Dell, EMC, Dell Technologies, Cisco,

Thursday, February 15, 2018

Fluid HPC: How Extreme-Scale Computing Should Respond to Meltdown and Spectre

The #Meltdown and #Spectre vulnerabilities are proving difficult to fix, and initial experiments suggest security patches will cause significant performance penalties to #HPC applications. Even as these patches are rolled out to current HPC platforms, it might be helpful to explore how future HPC systems could be better insulated from CPU or operating system security flaws that could cause massive disruptions. Surprisingly, most of the core concepts to build #supercomputers that are resistant to a wide range of threats have already been invented and deployed in HPC systems over the past 20 years.

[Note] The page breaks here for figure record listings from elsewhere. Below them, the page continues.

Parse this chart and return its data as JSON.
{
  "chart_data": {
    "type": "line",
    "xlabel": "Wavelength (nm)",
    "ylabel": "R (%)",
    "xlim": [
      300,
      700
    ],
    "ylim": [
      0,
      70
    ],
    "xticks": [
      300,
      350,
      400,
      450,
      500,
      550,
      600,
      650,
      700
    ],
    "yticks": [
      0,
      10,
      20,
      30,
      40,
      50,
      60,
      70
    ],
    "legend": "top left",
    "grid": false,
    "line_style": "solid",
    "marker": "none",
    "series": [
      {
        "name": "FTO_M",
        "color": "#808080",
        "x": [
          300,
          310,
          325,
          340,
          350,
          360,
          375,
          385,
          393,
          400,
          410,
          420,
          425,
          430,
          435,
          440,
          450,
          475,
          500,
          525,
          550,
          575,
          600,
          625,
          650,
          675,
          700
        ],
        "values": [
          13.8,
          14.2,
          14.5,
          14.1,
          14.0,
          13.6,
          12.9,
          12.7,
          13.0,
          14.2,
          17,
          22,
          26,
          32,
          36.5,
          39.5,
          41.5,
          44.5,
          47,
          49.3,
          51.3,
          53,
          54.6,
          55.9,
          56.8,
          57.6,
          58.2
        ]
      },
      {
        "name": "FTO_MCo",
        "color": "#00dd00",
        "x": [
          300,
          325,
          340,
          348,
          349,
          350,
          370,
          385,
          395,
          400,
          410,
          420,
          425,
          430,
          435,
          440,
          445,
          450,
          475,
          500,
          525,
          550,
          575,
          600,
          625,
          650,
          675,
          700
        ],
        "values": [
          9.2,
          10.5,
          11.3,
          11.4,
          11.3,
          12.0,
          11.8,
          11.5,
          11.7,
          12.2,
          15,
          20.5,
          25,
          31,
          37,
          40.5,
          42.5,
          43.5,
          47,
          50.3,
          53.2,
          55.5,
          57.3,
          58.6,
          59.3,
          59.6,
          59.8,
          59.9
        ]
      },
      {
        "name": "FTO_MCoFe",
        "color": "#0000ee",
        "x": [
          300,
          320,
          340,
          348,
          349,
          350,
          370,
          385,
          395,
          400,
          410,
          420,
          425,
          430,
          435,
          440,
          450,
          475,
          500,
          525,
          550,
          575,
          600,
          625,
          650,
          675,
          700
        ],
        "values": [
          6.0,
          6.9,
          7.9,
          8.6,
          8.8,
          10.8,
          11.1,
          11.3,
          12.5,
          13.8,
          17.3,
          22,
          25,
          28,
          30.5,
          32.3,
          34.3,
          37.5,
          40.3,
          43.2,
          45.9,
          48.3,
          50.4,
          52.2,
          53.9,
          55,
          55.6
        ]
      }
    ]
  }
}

Combining these technologies, concepts, and approaches not only would improve cybersecurity but also would have broader benefits for improving HPC performance, developing scientific software, adopting advanced hardware such as neuromorphic chips, and building easy-to-deploy data and analysis services. This new form of “Fluid HPC” would do more than solve current vulnerabilities. As an enabling technology, Fluid HPC would be transformative, dramatically improving extreme-scale code development in the same way that virtual machine and container technologies made cloud computing possible and built a new industry. In today’s extreme-scale platforms, compute nodes are essentially embedded computing devices that are given to a specific user during a job and then cleaned up and provided to the next user and job. This “space-sharing” model, where the supercomputer is divided up and shared by doling out whole nodes to users, has been common for decades. Several non-HPC research projects over the years have explored providing whole nodes, as raw hardware, to applications. In fact, the cloud computing industry uses software stacks to support this “bare-metal provisioning” model, and Ethernet switch vendors have also embraced the functionality required to support this model. Several classic supercomputers, such as the Cray T3D and the IBM Blue Gene/P, provided nodes to users in a lightweight and fluid manner. By carefully separating the management of compute node hardware from the software executed on those nodes, an out-of-band control system can provide many benefits, from improved cybersecurity to shorter Exascale Computing Project (ECP) software development cycles.